Reeks van enkelhuizen van drie traveeën en drie bouwlagen onder zadeldaken uit het eerste kwart van de 20ste eeuw of het vierde kwart van de 19de eeuw. Bepleisterde en beschilderde lijstgevels met verspringende kroonlijstlijn, verrijkt met arduinen sokkels of plinten, bossages, schijnvoegen en lijsten.
Nummers 12 tot 16, waarvan nummer 12 en 16 identiek zijn, worden horizontaal geaccentueerd door de brede puilijsten en de doorlopende lekdrempels. Nummer 12 en 16 met rechthoekige vensters in geriemde omlijstingen met gekrulde sleutels, centraal venster onder een bekronende waterlijst op consoles. Nummer 14 met op de hoofdverdieping gestrekte waterlijsten boven de vensters en penanten van de bovenverdieping uitgewerkt als pilasters onder het met festoenen versierd fries.
Hoger opgaande en rijker versierd nummer 18, in cartouche gedateerd ANNO 1908. Rechthoekige vensters met doorlopende lekdrempels bekroond met bewerkte panelen, penanten en vensterstijlen uitgewerkt als pilasters Hoge begane grond met rechts een zeer hoge poort onder een ijzeren I-balk met rozetten rustend op tienlingen. Links rechthoekige deur onder een gebroken driehoekig fronton waarin de sokkel van een gekroond Onze-Lieve-Vrouwebeeld met kind op rechterarm, rondboognis omgeven door een gebogen waterlijst voortlopend in een kordon, eenvoudige sluitsteen.
Identieke nummers 20 en 22 met gelijkvloerse verdieping onder een puilijst en verticaal gemarkeerde bovenverdieping. Penanten met imitatiebossages,borstwering en fries met paneelwerk.

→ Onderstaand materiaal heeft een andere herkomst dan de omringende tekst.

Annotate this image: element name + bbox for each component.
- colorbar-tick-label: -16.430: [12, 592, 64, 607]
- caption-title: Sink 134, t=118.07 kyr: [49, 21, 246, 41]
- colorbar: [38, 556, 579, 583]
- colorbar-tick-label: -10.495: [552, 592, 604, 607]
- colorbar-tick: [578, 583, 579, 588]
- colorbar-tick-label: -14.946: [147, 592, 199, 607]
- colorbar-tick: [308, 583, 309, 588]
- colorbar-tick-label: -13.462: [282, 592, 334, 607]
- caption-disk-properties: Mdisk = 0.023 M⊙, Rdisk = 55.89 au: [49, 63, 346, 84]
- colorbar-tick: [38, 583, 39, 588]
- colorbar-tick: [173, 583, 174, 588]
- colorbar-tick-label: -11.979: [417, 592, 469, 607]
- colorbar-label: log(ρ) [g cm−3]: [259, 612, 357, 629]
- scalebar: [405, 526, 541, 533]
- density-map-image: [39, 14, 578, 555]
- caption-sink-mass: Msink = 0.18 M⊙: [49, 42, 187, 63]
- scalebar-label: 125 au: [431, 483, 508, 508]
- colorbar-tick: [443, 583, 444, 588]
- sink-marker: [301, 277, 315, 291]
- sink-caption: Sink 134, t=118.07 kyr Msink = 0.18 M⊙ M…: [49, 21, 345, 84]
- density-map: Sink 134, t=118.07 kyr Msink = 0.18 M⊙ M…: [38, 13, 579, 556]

Rechthoekige vensters, op de bovenverdieping met krullende sleutels en festoenen.
Bron: DE MUNCK-MANDERYCK M., DECONINCK-STEYAERT R. & PLOMTEUX G. met medewerking van LINTERS A. 1979: Inventaris van het cultuurbezit in België, Architectuur, Stad Antwerpen, Bouwen door de eeuwen heen in Vlaanderen 3nb, Brussel - Gent.
Auteurs: Plomteux, Greet; Steyaert, Rita; Manderyck, Madeleine
Datum:
De tekst wordt ter beschikking gesteld door: Agentschap Onroerend Erfgoed (AOE)
Je kan deze tekst citeren als: Plomteux G. & Steyaert R. & Manderyck M. 1979: Gekoppelde burgerhuizen in neoclassicistische stijl [online], https://id.erfgoed.net/teksten/5801 (geraadpleegd op ).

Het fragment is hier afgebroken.